2) The Group of Lima, the US and Canada push the OAS to invoke the democratic charter on Venezuela. Up to now, Venezuela’s petroleum assistance program functioned as a protective shield against diplomatic punishment. A coalition of leftist regimes and Caribbean island nations were enough to thwart OAS sanctions. Secretary General Almagro’s admirable criticisms of Maduro and the Chavista government never amounted to more than statements of opinion because they were not backed up by the organization’s Permanent Council. Today, Venezuela is such an embarrassment that a Permanent Council vote to invoke the Charter just might pass.
3) The United States takes far stronger action in the form of either of freezing the assets of CITGO, a Venezuelan owned US gas distributor or of a blanket prohibition on the importation of Venezuelan petroleum products. Either of these would no doubt rock the government to its core. But, oil sector sanctions would also utterly cripple the country, worsening the already grave humanitarian conditions. Any actions – whether prohibiting Venezuelan oil imports or freezing the assets of CITGO gas stations – would ratchet up the suffering in the country.

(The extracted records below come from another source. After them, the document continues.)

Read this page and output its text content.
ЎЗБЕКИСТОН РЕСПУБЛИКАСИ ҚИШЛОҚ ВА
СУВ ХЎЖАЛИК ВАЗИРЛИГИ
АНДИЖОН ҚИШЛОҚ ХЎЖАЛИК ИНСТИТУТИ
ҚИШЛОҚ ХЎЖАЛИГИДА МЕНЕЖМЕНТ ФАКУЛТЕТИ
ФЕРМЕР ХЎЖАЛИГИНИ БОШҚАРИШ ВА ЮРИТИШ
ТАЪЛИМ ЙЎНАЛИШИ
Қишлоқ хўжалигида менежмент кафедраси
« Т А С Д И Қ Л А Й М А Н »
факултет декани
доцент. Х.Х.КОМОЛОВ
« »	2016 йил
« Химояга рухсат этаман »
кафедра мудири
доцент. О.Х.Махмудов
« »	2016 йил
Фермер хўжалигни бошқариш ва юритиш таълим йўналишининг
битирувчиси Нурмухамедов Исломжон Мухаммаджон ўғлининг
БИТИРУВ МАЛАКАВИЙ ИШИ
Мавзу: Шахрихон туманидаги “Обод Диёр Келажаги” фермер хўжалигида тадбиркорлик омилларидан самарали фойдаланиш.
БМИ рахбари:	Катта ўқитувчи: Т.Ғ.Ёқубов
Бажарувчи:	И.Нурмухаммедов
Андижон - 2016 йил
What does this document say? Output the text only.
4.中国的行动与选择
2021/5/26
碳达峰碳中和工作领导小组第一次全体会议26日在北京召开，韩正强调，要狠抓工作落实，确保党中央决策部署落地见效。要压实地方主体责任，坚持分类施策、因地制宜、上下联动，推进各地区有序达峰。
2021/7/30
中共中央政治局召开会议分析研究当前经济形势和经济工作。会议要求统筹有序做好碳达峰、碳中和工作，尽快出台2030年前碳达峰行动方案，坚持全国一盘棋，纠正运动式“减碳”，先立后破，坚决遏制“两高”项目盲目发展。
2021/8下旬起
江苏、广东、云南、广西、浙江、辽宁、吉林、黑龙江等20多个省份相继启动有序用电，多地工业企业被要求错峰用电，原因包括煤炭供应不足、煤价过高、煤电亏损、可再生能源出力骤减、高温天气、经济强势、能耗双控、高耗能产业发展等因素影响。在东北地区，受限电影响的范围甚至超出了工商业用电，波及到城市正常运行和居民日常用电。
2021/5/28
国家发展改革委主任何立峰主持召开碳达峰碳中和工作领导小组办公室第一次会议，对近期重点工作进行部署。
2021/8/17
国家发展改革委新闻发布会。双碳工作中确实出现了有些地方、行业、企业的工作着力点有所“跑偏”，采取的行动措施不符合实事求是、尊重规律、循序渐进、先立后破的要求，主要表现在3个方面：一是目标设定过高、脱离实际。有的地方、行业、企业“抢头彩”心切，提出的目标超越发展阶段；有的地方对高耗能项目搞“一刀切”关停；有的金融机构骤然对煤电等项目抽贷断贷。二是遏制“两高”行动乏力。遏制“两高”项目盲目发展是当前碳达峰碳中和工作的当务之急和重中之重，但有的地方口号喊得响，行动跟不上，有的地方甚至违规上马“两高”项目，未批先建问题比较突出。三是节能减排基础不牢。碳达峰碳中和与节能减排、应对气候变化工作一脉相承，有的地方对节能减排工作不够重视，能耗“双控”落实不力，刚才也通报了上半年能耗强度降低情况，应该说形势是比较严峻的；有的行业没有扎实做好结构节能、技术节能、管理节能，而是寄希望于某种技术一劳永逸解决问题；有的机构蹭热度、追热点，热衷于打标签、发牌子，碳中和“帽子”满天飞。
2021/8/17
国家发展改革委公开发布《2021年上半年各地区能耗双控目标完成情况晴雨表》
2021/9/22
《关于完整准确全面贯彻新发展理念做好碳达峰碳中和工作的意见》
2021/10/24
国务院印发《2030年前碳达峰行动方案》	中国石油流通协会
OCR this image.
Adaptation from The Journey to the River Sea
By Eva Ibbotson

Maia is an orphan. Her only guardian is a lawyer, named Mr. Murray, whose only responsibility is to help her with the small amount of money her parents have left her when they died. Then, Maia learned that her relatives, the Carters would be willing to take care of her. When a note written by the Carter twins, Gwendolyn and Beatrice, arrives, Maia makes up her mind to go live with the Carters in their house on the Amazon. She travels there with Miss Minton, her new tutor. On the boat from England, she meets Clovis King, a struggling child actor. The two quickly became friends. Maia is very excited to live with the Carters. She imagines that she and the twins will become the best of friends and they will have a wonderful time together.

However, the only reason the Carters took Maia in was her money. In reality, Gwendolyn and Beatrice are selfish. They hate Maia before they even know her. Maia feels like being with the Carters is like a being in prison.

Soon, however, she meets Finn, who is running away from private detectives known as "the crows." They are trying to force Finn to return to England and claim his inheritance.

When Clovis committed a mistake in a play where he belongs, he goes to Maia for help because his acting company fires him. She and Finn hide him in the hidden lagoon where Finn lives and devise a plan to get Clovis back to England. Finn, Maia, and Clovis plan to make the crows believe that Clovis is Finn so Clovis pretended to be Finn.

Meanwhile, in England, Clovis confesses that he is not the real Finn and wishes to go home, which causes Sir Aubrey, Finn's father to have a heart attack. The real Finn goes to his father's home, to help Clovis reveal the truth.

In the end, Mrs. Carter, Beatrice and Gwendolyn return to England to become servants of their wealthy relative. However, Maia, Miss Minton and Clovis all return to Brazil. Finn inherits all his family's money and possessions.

4) The United States begins preparations for an armed invasion of Venezuela. As farfetched as this sounds, it is not impossible. Trump is on the defensive as the investigation of Special Prosecutor Robert Mueller moves forward. Losing the Republican majority in one or both Congressional houses in November’s election is possible. As a result, a military conflict with an easier opponent than North Korea may look appealing, notwithstanding Colombian President Juan Manuel Santos’s warning that a US intervention in Venezuela would be “catastrophic”.
The first and second choices build on expanding Venezuela’s isolation. The third and fourth options open dangerous new ground.
An economic attack against Venezuela’s oil industry means America would likely have to accompany sanctions with a humanitarian intervention. After bringing the country to its economic knees, the US would be now have to assume responsibility for putting it back together. Paraphrasing New York Times columnist Thomas Friedman: “If you break it; you own it”. Of course, with two volatile leaders in Washington and Caracas, oil sector sanctions could lead to a tit-for-tat ratcheting in tensions that could lead to military confrontation.
Finally, President Trump needs to be careful if he thinks a military incursion is a cakewalk. From a military angle, Venezuela is a solidly armed state, with Cuban trained paramilitary militia hidden in population centers. Importantly, few of Venezuela’s feckless opposition leaders would support a US intervention.
Further, the US administration should not misunderstand a deep Venezuela fatigue amongst the continent’s democratic leaders for a green light. Faced with the choice of supporting either Venezuela’s government or unilateral action by Trump, huge swaths of Latin Americans will side with Venezuela. US-Latin American relations would go into a tailspin, nowhere more than in pre-election Mexico.
All this presages a sad year for Venezuela. US officials are likely to conclude that there are good reasons to do more and even better reasons to do nothing drastic. The United States will not opt for an all-out confrontation with Caracas. Sadly, this means little will change for the poor citizens of Venezuela.